Seriously, this is like a dream come true for DC movie fans, and not just the recent Henry Cavill/Ben Affleck outings. For many, Keaton remains their favourite version of Batman, and the 71-year-old actor is clearly having a ball returning in the cape and cowl. Additionally, Shannon represented one of the best DC villains, as his performance as Zod was properly scary and threatening.
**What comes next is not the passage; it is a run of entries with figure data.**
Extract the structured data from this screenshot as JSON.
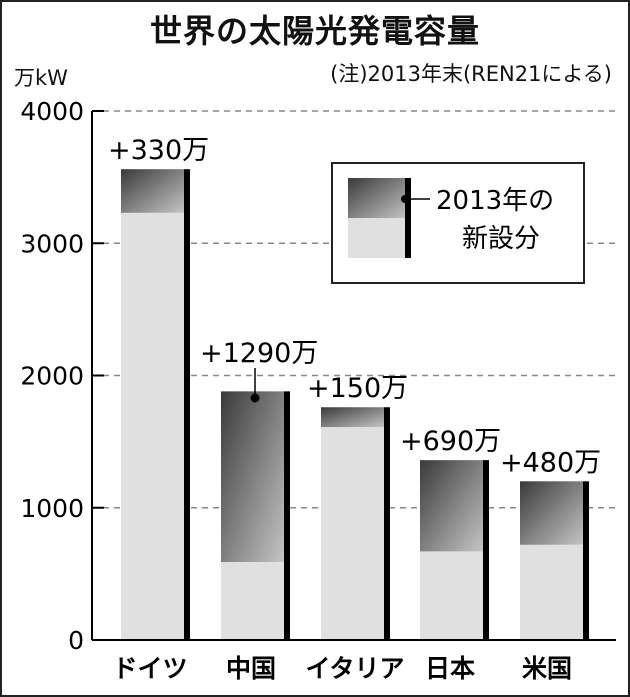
{
  "chart_data": {
    "type": "bar",
    "title": "世界の太陽光発電容量",
    "note": "(注)2013年末(REN21による)",
    "ylabel": "万kW",
    "ylim": [
      0,
      4000
    ],
    "yticks": [
      "0",
      "1000",
      "2000",
      "3000",
      "4000"
    ],
    "yticks_values": [
      0,
      1000,
      2000,
      3000,
      4000
    ],
    "categories": [
      "ドイツ",
      "中国",
      "イタリア",
      "日本",
      "米国"
    ],
    "totals": [
      3560,
      1880,
      1760,
      1360,
      1200
    ],
    "new_additions": [
      330,
      1290,
      150,
      690,
      480
    ],
    "data_labels": [
      "+330万",
      "+1290万",
      "+150万",
      "+690万",
      "+480万"
    ],
    "legend": {
      "line1": "2013年の",
      "line2": "新設分",
      "placement": "top-right"
    },
    "colors": {
      "base": "#e0e0e0",
      "new_dark": "#3a3a3a",
      "new_light": "#bdbdbd",
      "edge": "#000000",
      "grid": "#888888"
    }
  }
}
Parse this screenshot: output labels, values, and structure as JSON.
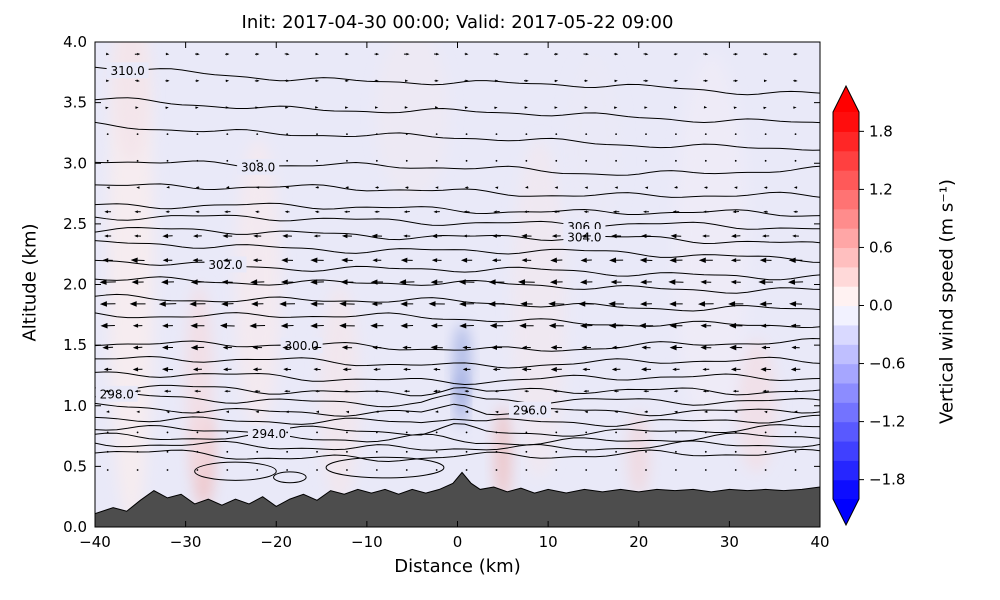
{
  "chart_data": {
    "type": "heatmap",
    "title": "Init: 2017-04-30 00:00; Valid: 2017-05-22 09:00",
    "xlabel": "Distance (km)",
    "ylabel": "Altitude (km)",
    "xlim": [
      -40,
      40
    ],
    "ylim": [
      0,
      4
    ],
    "xticks": {
      "values": [
        -40,
        -30,
        -20,
        -10,
        0,
        10,
        20,
        30,
        40
      ],
      "labels": [
        "−40",
        "−30",
        "−20",
        "−10",
        "0",
        "10",
        "20",
        "30",
        "40"
      ]
    },
    "yticks": {
      "values": [
        0,
        0.5,
        1,
        1.5,
        2,
        2.5,
        3,
        3.5,
        4
      ],
      "labels": [
        "0.0",
        "0.5",
        "1.0",
        "1.5",
        "2.0",
        "2.5",
        "3.0",
        "3.5",
        "4.0"
      ]
    },
    "colorbar": {
      "label": "Vertical wind speed (m s⁻¹)",
      "vmin": -2.0,
      "vmax": 2.0,
      "step": 0.2,
      "cmap": "bwr",
      "extend": "both",
      "ticks": {
        "values": [
          1.8,
          1.2,
          0.6,
          0.0,
          -0.6,
          -1.2,
          -1.8
        ],
        "labels": [
          "1.8",
          "1.2",
          "0.6",
          "0.0",
          "−0.6",
          "−1.2",
          "−1.8"
        ]
      }
    },
    "contour_color": "#000000",
    "terrain_color": "#4d4d4d",
    "shading": {
      "base": "#e9e9f8",
      "patches": [
        {
          "cx": -36,
          "cy": 2.2,
          "rx": 2.5,
          "ry": 2.2,
          "color": "#f7ecef",
          "op": 0.95
        },
        {
          "cx": -36,
          "cy": 3.6,
          "rx": 2.0,
          "ry": 0.6,
          "color": "#f3e4ea",
          "op": 0.8
        },
        {
          "cx": -28,
          "cy": 0.55,
          "rx": 1.2,
          "ry": 0.4,
          "color": "#efc4c6",
          "op": 0.9
        },
        {
          "cx": -28.5,
          "cy": 1.2,
          "rx": 1.5,
          "ry": 0.8,
          "color": "#f4dce2",
          "op": 0.8
        },
        {
          "cx": -22,
          "cy": 2.0,
          "rx": 2.5,
          "ry": 1.2,
          "color": "#f6eaee",
          "op": 0.8
        },
        {
          "cx": -13,
          "cy": 1.1,
          "rx": 2.2,
          "ry": 0.9,
          "color": "#f5e6ea",
          "op": 0.7
        },
        {
          "cx": 0.5,
          "cy": 1.35,
          "rx": 0.9,
          "ry": 0.33,
          "color": "#aab6e6",
          "op": 0.95
        },
        {
          "cx": 0.4,
          "cy": 1.05,
          "rx": 0.55,
          "ry": 0.22,
          "color": "#93a1dd",
          "op": 0.95
        },
        {
          "cx": 5,
          "cy": 0.6,
          "rx": 0.9,
          "ry": 0.4,
          "color": "#eebfc1",
          "op": 0.85
        },
        {
          "cx": 9,
          "cy": 1.8,
          "rx": 3.0,
          "ry": 1.4,
          "color": "#f4e8ed",
          "op": 0.6
        },
        {
          "cx": 20,
          "cy": 0.6,
          "rx": 1.2,
          "ry": 0.35,
          "color": "#f2d4d8",
          "op": 0.7
        },
        {
          "cx": 33,
          "cy": 1.0,
          "rx": 2.2,
          "ry": 0.55,
          "color": "#f3dde2",
          "op": 0.7
        },
        {
          "cx": 28,
          "cy": 2.3,
          "rx": 4.0,
          "ry": 1.6,
          "color": "#f1ecf6",
          "op": 0.6
        },
        {
          "cx": -5,
          "cy": 3.4,
          "rx": 4.0,
          "ry": 0.7,
          "color": "#f2e9f0",
          "op": 0.5
        },
        {
          "cx": 15,
          "cy": 3.1,
          "rx": 3.0,
          "ry": 0.8,
          "color": "#ece9f6",
          "op": 0.5
        }
      ]
    },
    "contours": [
      {
        "pts": [
          [
            -40,
            3.79
          ],
          [
            -30,
            3.74
          ],
          [
            -18,
            3.7
          ],
          [
            -6,
            3.68
          ],
          [
            6,
            3.65
          ],
          [
            18,
            3.63
          ],
          [
            30,
            3.6
          ],
          [
            40,
            3.58
          ]
        ],
        "wig": 0.016,
        "label": {
          "text": "310.0",
          "x": -36
        }
      },
      {
        "pts": [
          [
            -40,
            3.52
          ],
          [
            -20,
            3.46
          ],
          [
            0,
            3.42
          ],
          [
            20,
            3.38
          ],
          [
            40,
            3.34
          ]
        ],
        "wig": 0.016
      },
      {
        "pts": [
          [
            -40,
            3.31
          ],
          [
            -15,
            3.24
          ],
          [
            10,
            3.18
          ],
          [
            40,
            3.12
          ]
        ],
        "wig": 0.016
      },
      {
        "pts": [
          [
            -40,
            3.03
          ],
          [
            -25,
            3.0
          ],
          [
            -10,
            2.97
          ],
          [
            5,
            2.95
          ],
          [
            20,
            2.92
          ],
          [
            40,
            2.94
          ]
        ],
        "wig": 0.017,
        "label": {
          "text": "308.0",
          "x": -22
        }
      },
      {
        "pts": [
          [
            -40,
            2.83
          ],
          [
            -15,
            2.79
          ],
          [
            10,
            2.75
          ],
          [
            40,
            2.72
          ]
        ],
        "wig": 0.017
      },
      {
        "pts": [
          [
            -40,
            2.66
          ],
          [
            0,
            2.62
          ],
          [
            40,
            2.57
          ]
        ],
        "wig": 0.017
      },
      {
        "pts": [
          [
            -40,
            2.56
          ],
          [
            0,
            2.52
          ],
          [
            40,
            2.46
          ]
        ],
        "wig": 0.017,
        "label": {
          "text": "306.0",
          "x": 14
        }
      },
      {
        "pts": [
          [
            -40,
            2.45
          ],
          [
            0,
            2.4
          ],
          [
            40,
            2.34
          ]
        ],
        "wig": 0.018,
        "label": {
          "text": "304.0",
          "x": 14
        }
      },
      {
        "pts": [
          [
            -40,
            2.33
          ],
          [
            0,
            2.28
          ],
          [
            40,
            2.22
          ]
        ],
        "wig": 0.018
      },
      {
        "pts": [
          [
            -40,
            2.19
          ],
          [
            -27,
            2.16
          ],
          [
            0,
            2.12
          ],
          [
            20,
            2.09
          ],
          [
            40,
            2.07
          ]
        ],
        "wig": 0.018,
        "label": {
          "text": "302.0",
          "x": -26
        }
      },
      {
        "pts": [
          [
            -40,
            2.05
          ],
          [
            0,
            2.0
          ],
          [
            40,
            1.95
          ]
        ],
        "wig": 0.018
      },
      {
        "pts": [
          [
            -40,
            1.9
          ],
          [
            0,
            1.85
          ],
          [
            40,
            1.79
          ]
        ],
        "wig": 0.018
      },
      {
        "pts": [
          [
            -40,
            1.76
          ],
          [
            0,
            1.72
          ],
          [
            20,
            1.68
          ],
          [
            40,
            1.65
          ]
        ],
        "wig": 0.018
      },
      {
        "pts": [
          [
            -40,
            1.53
          ],
          [
            -30,
            1.51
          ],
          [
            -10,
            1.48
          ],
          [
            5,
            1.47
          ],
          [
            25,
            1.5
          ],
          [
            40,
            1.52
          ]
        ],
        "wig": 0.019,
        "label": {
          "text": "300.0",
          "x": -17
        }
      },
      {
        "pts": [
          [
            -40,
            1.39
          ],
          [
            0,
            1.34
          ],
          [
            25,
            1.36
          ],
          [
            40,
            1.37
          ]
        ],
        "wig": 0.019
      },
      {
        "pts": [
          [
            -40,
            1.26
          ],
          [
            0,
            1.21
          ],
          [
            40,
            1.24
          ]
        ],
        "wig": 0.019
      },
      {
        "pts": [
          [
            -40,
            1.15
          ],
          [
            -5,
            1.11
          ],
          [
            0,
            1.16
          ],
          [
            3,
            1.11
          ],
          [
            40,
            1.13
          ]
        ],
        "wig": 0.02
      },
      {
        "pts": [
          [
            -40,
            1.07
          ],
          [
            -20,
            1.05
          ],
          [
            -4,
            1.02
          ],
          [
            0,
            1.09
          ],
          [
            3,
            1.03
          ],
          [
            20,
            1.04
          ],
          [
            40,
            1.05
          ]
        ],
        "wig": 0.02,
        "label": {
          "text": "298.0",
          "x": -37
        }
      },
      {
        "pts": [
          [
            -40,
            0.99
          ],
          [
            -20,
            0.96
          ],
          [
            -4,
            0.93
          ],
          [
            0,
            1.0
          ],
          [
            3,
            0.94
          ],
          [
            8,
            0.95
          ],
          [
            25,
            0.96
          ],
          [
            40,
            0.97
          ]
        ],
        "wig": 0.02,
        "label": {
          "text": "296.0",
          "x": 8
        }
      },
      {
        "pts": [
          [
            -40,
            0.91
          ],
          [
            -20,
            0.88
          ],
          [
            -4,
            0.85
          ],
          [
            0,
            0.91
          ],
          [
            3,
            0.86
          ],
          [
            40,
            0.89
          ]
        ],
        "wig": 0.021
      },
      {
        "pts": [
          [
            -40,
            0.83
          ],
          [
            -20,
            0.8
          ],
          [
            -4,
            0.77
          ],
          [
            0,
            0.83
          ],
          [
            3,
            0.78
          ],
          [
            40,
            0.81
          ]
        ],
        "wig": 0.021
      },
      {
        "pts": [
          [
            -40,
            0.76
          ],
          [
            -22,
            0.73
          ],
          [
            -10,
            0.71
          ],
          [
            -2,
            0.74
          ],
          [
            2,
            0.71
          ],
          [
            20,
            0.72
          ],
          [
            40,
            0.74
          ]
        ],
        "wig": 0.022,
        "label": {
          "text": "294.0",
          "x": -20.5
        }
      },
      {
        "pts": [
          [
            -40,
            0.7
          ],
          [
            -25,
            0.66
          ],
          [
            -12,
            0.64
          ],
          [
            0,
            0.67
          ],
          [
            15,
            0.65
          ],
          [
            40,
            0.68
          ]
        ],
        "wig": 0.022
      },
      {
        "pts": [
          [
            -40,
            0.63
          ],
          [
            -30,
            0.59
          ],
          [
            -20,
            0.56
          ],
          [
            -10,
            0.57
          ],
          [
            0,
            0.6
          ],
          [
            15,
            0.58
          ],
          [
            30,
            0.6
          ],
          [
            40,
            0.62
          ]
        ],
        "wig": 0.022
      }
    ],
    "contour_loops": [
      {
        "cx": -24.5,
        "cy": 0.46,
        "rx": 4.5,
        "ry": 0.075
      },
      {
        "cx": -18.5,
        "cy": 0.41,
        "rx": 1.8,
        "ry": 0.045
      },
      {
        "cx": -8,
        "cy": 0.49,
        "rx": 6.5,
        "ry": 0.085
      }
    ],
    "terrain": [
      [
        -40,
        0.11
      ],
      [
        -38,
        0.16
      ],
      [
        -36.5,
        0.13
      ],
      [
        -35,
        0.22
      ],
      [
        -33.5,
        0.3
      ],
      [
        -32,
        0.24
      ],
      [
        -30.5,
        0.27
      ],
      [
        -29,
        0.19
      ],
      [
        -27.5,
        0.23
      ],
      [
        -26,
        0.18
      ],
      [
        -24.5,
        0.23
      ],
      [
        -23,
        0.19
      ],
      [
        -21.5,
        0.25
      ],
      [
        -20,
        0.17
      ],
      [
        -18.5,
        0.23
      ],
      [
        -17,
        0.27
      ],
      [
        -15.5,
        0.22
      ],
      [
        -14,
        0.3
      ],
      [
        -12.5,
        0.27
      ],
      [
        -11,
        0.31
      ],
      [
        -9.5,
        0.28
      ],
      [
        -8,
        0.31
      ],
      [
        -6.5,
        0.27
      ],
      [
        -5,
        0.31
      ],
      [
        -3.5,
        0.28
      ],
      [
        -2,
        0.31
      ],
      [
        -0.5,
        0.36
      ],
      [
        0.5,
        0.45
      ],
      [
        1.5,
        0.36
      ],
      [
        2.5,
        0.31
      ],
      [
        4,
        0.33
      ],
      [
        5.5,
        0.29
      ],
      [
        7,
        0.32
      ],
      [
        8.5,
        0.28
      ],
      [
        10,
        0.31
      ],
      [
        12,
        0.28
      ],
      [
        14,
        0.31
      ],
      [
        16,
        0.29
      ],
      [
        18,
        0.31
      ],
      [
        20,
        0.29
      ],
      [
        22,
        0.31
      ],
      [
        24,
        0.3
      ],
      [
        26,
        0.31
      ],
      [
        28,
        0.29
      ],
      [
        30,
        0.31
      ],
      [
        32,
        0.3
      ],
      [
        34,
        0.31
      ],
      [
        36,
        0.3
      ],
      [
        38,
        0.31
      ],
      [
        40,
        0.33
      ]
    ],
    "quiver": {
      "x0": -38.6,
      "dx": 3.3,
      "ncols": 24,
      "rows": [
        {
          "alt": 3.9,
          "u": 0.5
        },
        {
          "alt": 3.68,
          "u": 0.45
        },
        {
          "alt": 3.46,
          "u": 0.3
        },
        {
          "alt": 3.24,
          "u": 0.15
        },
        {
          "alt": 3.02,
          "u": -0.12
        },
        {
          "alt": 2.8,
          "u": -0.35
        },
        {
          "alt": 2.6,
          "u": -0.6
        },
        {
          "alt": 2.4,
          "u": -0.95
        },
        {
          "alt": 2.2,
          "u": -1.25
        },
        {
          "alt": 2.02,
          "u": -1.5
        },
        {
          "alt": 1.84,
          "u": -1.55
        },
        {
          "alt": 1.66,
          "u": -1.4
        },
        {
          "alt": 1.48,
          "u": -1.2
        },
        {
          "alt": 1.3,
          "u": -1.0
        },
        {
          "alt": 1.12,
          "u": -0.65
        },
        {
          "alt": 0.95,
          "u": -0.35
        },
        {
          "alt": 0.78,
          "u": -0.15
        },
        {
          "alt": 0.62,
          "u": -0.08
        },
        {
          "alt": 0.47,
          "u": -0.06
        }
      ]
    }
  }
}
Seeing these worlds collide is the stuff of fan-fiction, except Warner Bros. have devoted over $200 million to making it a reality.
There are plenty of other highlights, including Sasha Calle's fierce portrayal of Kara Zor-El (aka Supergirl), some great one-liners provided by Christina Hodson's (Bumblebee, Birds Of Prey) script, and some supremely well choreographed action scenes by Andy Muschietti (Mama, It).
On the other hand, Miller's second incarnation of Barry Allen is a supremely annoying character (yes, the movie knows he's annoying, but being aware of it doesn't nullify it), there are some oddly cheap looking moments of CGI (the baby shower comes to mind), and the DC references can some times cross the line into an expensive game of Spot The Easter Egg.
By the end, we're left with a hugely entertaining but somewhat messy summer blockbuster, that does just enough to set up future instalments, but not so much that it can't be ignored completely if DC decide to go in another direction.
The Flash arrives in Irish cinemas on Wednesday, 14 June.